Now, my disclaimer for this blog: I am fine. My purpose in writing this is not to make anyone (MOM) worry about me/us, but rather to be open and honest about our experiences here. I think there is value in being vulnerable and real, and painting a genuine picture of what is going on; rather than only communicating the gold-shiny aspects of our life here. So, here it is. The real picture of my life this week, and inevitably, the real picture of what Shaun has been dealing with this week too!
I know it is definitely due to a culmination of factors; it was just both of our birthdays, and we would have loved to spend them with no one else but family and friends back home…we don’t have a work schedule or work at all yet, this will begin next week but it has made for a lot of time at home and a lot of time for thinking…it is fall, by far my favorite season…college football has started…fresh hop beer is about to come out…it was my parents anniversary…my parents just visited an aunt and uncle we have visited for the last two summers…my sisters package got returned to her, after much anticipation from us to receive it…and, it is primetime for American politics, something we both love to follow and discuss. None of these individual things are bad, none of them are negative either (ok, except darn Australian Post!). However, the total of all of them, with a bit too much free time this last week, has left me longing for home and for family.
While I know what I can attribute the causes to, I too know, that things will change. That this will pass, and as I get more organized and engrained in work here, this will become my home. I am learning, whether it is through my own personal maturity, or just the passing of time, that there will always be a part of me that wishes I was surrounded by my family; I definitely didn’t feel this way as a teenager! I will always miss football games, Portland’s fall colors and crisp air, and enjoying a good seasonal beer with family and friends. But it is a balance, isn’t everything in life a balance though? I love to live in a new culture, to build the relationships that we are starting to develop here, to communicate in broken French and to constantly be a learner.
So, as a balance, there will be highs and lows, pros and cons, and advantages and disadvantages to whichever path or location I choose, and the reality of it is, I will always feel the tension of wanting the other side…wanting to be close to family when I am away, and wanting to be away and exploring when I am settled into life in Portland.

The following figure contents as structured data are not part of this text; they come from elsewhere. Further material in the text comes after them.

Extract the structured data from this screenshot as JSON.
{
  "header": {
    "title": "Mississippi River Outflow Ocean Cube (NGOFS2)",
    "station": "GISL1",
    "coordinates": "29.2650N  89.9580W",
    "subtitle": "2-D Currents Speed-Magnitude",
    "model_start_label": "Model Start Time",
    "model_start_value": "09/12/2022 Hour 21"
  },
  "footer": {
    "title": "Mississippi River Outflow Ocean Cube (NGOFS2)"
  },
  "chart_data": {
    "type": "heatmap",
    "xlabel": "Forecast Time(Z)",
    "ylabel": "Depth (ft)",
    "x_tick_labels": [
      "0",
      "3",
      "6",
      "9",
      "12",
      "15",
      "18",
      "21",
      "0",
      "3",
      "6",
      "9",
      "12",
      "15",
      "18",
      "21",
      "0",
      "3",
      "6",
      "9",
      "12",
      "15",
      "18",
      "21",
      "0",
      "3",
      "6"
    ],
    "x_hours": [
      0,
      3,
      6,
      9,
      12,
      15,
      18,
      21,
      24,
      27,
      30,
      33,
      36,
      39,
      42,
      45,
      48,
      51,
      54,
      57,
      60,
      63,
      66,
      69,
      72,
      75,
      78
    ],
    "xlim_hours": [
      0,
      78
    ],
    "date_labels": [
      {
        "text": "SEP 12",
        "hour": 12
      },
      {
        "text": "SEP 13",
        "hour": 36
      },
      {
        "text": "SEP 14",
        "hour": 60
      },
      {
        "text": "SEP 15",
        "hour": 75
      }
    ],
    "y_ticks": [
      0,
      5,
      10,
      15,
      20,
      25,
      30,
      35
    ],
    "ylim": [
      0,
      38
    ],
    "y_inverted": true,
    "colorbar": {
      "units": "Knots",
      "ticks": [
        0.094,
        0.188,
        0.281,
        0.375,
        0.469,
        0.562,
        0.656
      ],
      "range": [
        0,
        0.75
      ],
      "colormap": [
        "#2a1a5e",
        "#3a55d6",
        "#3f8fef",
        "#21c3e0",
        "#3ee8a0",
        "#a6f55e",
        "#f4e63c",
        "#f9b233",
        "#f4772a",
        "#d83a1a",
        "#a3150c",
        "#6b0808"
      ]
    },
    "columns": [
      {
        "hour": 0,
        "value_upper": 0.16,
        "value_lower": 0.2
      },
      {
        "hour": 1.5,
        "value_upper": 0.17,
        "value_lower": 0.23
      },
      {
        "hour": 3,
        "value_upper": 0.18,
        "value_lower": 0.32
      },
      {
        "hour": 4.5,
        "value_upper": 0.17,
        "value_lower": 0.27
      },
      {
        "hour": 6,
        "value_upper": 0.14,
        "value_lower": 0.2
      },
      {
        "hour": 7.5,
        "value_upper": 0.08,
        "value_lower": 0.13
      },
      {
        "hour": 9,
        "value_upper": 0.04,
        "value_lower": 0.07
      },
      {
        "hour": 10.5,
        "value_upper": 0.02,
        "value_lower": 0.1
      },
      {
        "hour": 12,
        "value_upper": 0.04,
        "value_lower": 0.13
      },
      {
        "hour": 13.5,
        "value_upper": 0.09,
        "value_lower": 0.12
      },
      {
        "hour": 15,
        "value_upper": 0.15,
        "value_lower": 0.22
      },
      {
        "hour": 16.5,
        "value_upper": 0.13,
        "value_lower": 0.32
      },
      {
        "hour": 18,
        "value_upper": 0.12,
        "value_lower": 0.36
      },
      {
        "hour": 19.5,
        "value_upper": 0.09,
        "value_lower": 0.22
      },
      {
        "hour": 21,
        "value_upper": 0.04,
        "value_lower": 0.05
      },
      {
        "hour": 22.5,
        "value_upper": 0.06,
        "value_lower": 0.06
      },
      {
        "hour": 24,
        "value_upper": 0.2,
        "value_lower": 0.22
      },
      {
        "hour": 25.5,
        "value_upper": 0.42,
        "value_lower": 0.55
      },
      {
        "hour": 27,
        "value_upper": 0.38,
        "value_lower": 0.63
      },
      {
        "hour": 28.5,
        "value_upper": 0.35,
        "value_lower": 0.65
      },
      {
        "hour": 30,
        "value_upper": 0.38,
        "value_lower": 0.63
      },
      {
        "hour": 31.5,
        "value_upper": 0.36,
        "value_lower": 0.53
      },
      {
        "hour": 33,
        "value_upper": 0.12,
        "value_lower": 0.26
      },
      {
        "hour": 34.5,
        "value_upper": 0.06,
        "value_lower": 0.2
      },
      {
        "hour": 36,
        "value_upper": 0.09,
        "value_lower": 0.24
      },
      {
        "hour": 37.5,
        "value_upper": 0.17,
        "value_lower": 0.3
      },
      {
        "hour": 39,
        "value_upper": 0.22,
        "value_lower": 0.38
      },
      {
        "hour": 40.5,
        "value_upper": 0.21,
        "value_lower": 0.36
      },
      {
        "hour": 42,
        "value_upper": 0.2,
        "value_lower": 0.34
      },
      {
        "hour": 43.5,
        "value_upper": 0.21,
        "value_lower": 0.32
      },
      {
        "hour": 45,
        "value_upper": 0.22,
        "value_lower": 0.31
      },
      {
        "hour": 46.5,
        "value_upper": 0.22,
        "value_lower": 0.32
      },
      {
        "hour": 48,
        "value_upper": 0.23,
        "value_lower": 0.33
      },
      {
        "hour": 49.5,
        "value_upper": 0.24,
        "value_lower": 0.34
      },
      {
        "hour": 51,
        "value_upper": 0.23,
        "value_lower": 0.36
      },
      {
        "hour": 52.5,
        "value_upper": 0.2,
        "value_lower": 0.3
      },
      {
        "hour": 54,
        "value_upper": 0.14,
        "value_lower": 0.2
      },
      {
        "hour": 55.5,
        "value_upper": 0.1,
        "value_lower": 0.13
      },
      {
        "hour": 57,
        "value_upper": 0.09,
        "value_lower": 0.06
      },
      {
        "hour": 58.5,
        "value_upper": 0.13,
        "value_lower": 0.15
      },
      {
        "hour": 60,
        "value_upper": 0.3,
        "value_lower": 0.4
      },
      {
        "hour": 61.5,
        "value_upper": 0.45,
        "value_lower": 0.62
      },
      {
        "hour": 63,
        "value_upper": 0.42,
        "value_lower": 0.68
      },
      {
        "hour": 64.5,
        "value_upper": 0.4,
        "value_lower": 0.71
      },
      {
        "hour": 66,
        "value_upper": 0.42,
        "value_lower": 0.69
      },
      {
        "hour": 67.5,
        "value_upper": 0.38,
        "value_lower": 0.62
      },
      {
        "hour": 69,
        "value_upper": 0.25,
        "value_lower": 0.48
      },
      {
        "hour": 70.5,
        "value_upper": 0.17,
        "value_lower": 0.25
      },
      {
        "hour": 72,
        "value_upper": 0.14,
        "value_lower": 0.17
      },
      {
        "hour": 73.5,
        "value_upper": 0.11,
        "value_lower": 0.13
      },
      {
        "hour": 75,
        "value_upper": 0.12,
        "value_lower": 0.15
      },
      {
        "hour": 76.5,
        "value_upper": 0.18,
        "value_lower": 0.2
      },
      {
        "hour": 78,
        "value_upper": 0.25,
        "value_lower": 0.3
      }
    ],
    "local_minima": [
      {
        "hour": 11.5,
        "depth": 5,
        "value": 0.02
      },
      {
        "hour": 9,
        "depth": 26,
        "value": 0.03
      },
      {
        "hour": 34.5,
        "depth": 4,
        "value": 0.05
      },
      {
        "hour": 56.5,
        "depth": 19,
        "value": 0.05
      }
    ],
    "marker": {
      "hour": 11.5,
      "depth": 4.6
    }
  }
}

Well, there you have it, my most honest and vulnerable blog post that I have written. Please, dear friends, do not worry. I have a great support system here with Shaun and with other volunteers in our area, I am enjoying life, and running with goats overlooking waterfalls on my runs – – things are great here! I have just really been feeling the tension of missing home this last week, and wanted to share, openly, about my daily life this last week in Nkongsamba. I am excited to write again next week about my first week at my host organization and the community needs assessment Shaun and I are starting. Until then, enjoy a good football game for us, watch the Democratic National Convention, and, if you can get your hands on a good ol’ fresh-hopped beer from the Northwest, enjoy one for me.